Performances et « dévoillations » : Le salon Art’east à Vittel en juillet 2013 a provoqué chez lui un choc lors de la performance picturale au bout de l’épée, face au public, de Juan Ramirez, alors invité d’honneur. En juillet 2014, à la suite de cette prestation, Richard Brouard présentait son premier spectacle sculptural en partant d’éléments disparates et égaillés dans l’espace comme les pièces abandonnées d’un puzzle.
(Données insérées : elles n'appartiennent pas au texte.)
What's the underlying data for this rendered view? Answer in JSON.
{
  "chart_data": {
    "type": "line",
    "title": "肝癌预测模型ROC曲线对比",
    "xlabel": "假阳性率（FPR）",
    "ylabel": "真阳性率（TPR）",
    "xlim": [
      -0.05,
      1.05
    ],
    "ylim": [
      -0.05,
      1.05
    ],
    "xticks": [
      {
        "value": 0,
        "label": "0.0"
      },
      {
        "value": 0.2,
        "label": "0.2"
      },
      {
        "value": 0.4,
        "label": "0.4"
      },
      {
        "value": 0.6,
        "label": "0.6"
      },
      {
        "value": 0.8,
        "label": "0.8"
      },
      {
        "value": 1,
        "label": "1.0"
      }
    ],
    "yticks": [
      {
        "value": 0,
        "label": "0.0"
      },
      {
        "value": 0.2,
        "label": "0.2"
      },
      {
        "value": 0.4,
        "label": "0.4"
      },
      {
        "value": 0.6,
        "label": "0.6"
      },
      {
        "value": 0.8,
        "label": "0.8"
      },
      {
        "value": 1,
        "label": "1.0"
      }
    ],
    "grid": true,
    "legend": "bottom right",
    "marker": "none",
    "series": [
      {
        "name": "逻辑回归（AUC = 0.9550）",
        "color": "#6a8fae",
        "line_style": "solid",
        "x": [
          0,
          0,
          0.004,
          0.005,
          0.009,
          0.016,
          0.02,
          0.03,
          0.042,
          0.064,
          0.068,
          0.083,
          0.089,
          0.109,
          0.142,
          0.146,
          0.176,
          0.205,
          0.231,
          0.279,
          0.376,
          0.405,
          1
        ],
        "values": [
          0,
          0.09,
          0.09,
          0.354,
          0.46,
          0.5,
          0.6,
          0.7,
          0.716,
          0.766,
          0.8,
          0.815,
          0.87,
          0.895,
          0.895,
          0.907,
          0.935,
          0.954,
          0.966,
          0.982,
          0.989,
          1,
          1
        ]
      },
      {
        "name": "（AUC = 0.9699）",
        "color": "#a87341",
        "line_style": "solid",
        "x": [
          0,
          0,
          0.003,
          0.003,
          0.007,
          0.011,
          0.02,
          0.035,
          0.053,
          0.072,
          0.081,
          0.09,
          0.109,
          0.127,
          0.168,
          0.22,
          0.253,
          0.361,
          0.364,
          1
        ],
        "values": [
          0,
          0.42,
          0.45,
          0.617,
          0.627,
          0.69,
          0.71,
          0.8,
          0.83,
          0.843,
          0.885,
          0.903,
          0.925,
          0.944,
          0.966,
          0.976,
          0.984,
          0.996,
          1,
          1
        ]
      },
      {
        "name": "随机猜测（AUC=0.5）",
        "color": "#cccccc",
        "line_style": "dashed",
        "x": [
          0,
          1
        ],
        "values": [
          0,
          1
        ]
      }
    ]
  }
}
En suivant un processus spectaculaire d’assemblage progressif et pourtant mystérieux à priori, on découvrait seulement in fine et en apothéose un portrait géant de Dali : 5 minutes environ de communication... sans parole avec le public pour ce qu’il a appelé depuis une « dévoillation » avec deux l : pour différencier de la dévoilation papale.
Au fil des rencontres artistiques, Richard Brouard témoigne :
« Les salons et les grandes expositions de groupe sont très nombreuses en France et souvent d’excellent niveau tel celui de la S.N.B.A au Carrousel du Louvre avec déjà un sens de l’accueil et une organisation très professionnelle de la part d’Isabelle Lawson et une superbe exposition 2014 où l’ensemble des sculptures exposées bénéficiaient d’une exceptionnelle scénographie composée par l’architecte Bruno Moinard. »
« Le salon de Vittel est un événement auquel je participe pour la 5ème année. Il me permet de rencontrer de grands artistes dans une ambiance esthétique, amicale et ludique. Cette manifestation s’est avérée pour moi très constructive dans l’avancée de ma recherche personnelle. Je remercie tout particulièrement sa présidente Paquita Madrid qui m’a permis de présenter la première dévoillation et d’en préparer une nouvelle pour le salon 2015 ».
« Enfin dans mon parcours, Maubourguet vint ! A force d’entendre parler des « Rencontres », j’avais pris un premier contact téléphonique pour l’édition 2014 avec la voix chantant le sud-ouest de Mireille qui, depuis la création du symposium par Jean Glavany il y a 26 ans, fait le lien entre tous les participants. Les artistes et les sportifs invités vivent avec le public « la nuit des regards » sous un chapiteau géant, comme un vrai partage. Pendant trois jours, c’est la fête et le temps est suspendu. Tout est pensé afin de réussir l’accueil des participants grâce à une formidable équipe de bénévoles qui, avec Jean-Louis Lassalle, le dynamique président, « mettent le feu » dans la grande tradition des troisièmes mi-temps du rugby en sud-ouest. Là aussi, se profile pour moi, avec cette année la participation exceptionnelle de quelques amis artistes, une deuxième dévoillation Maubourguetoise inédite ».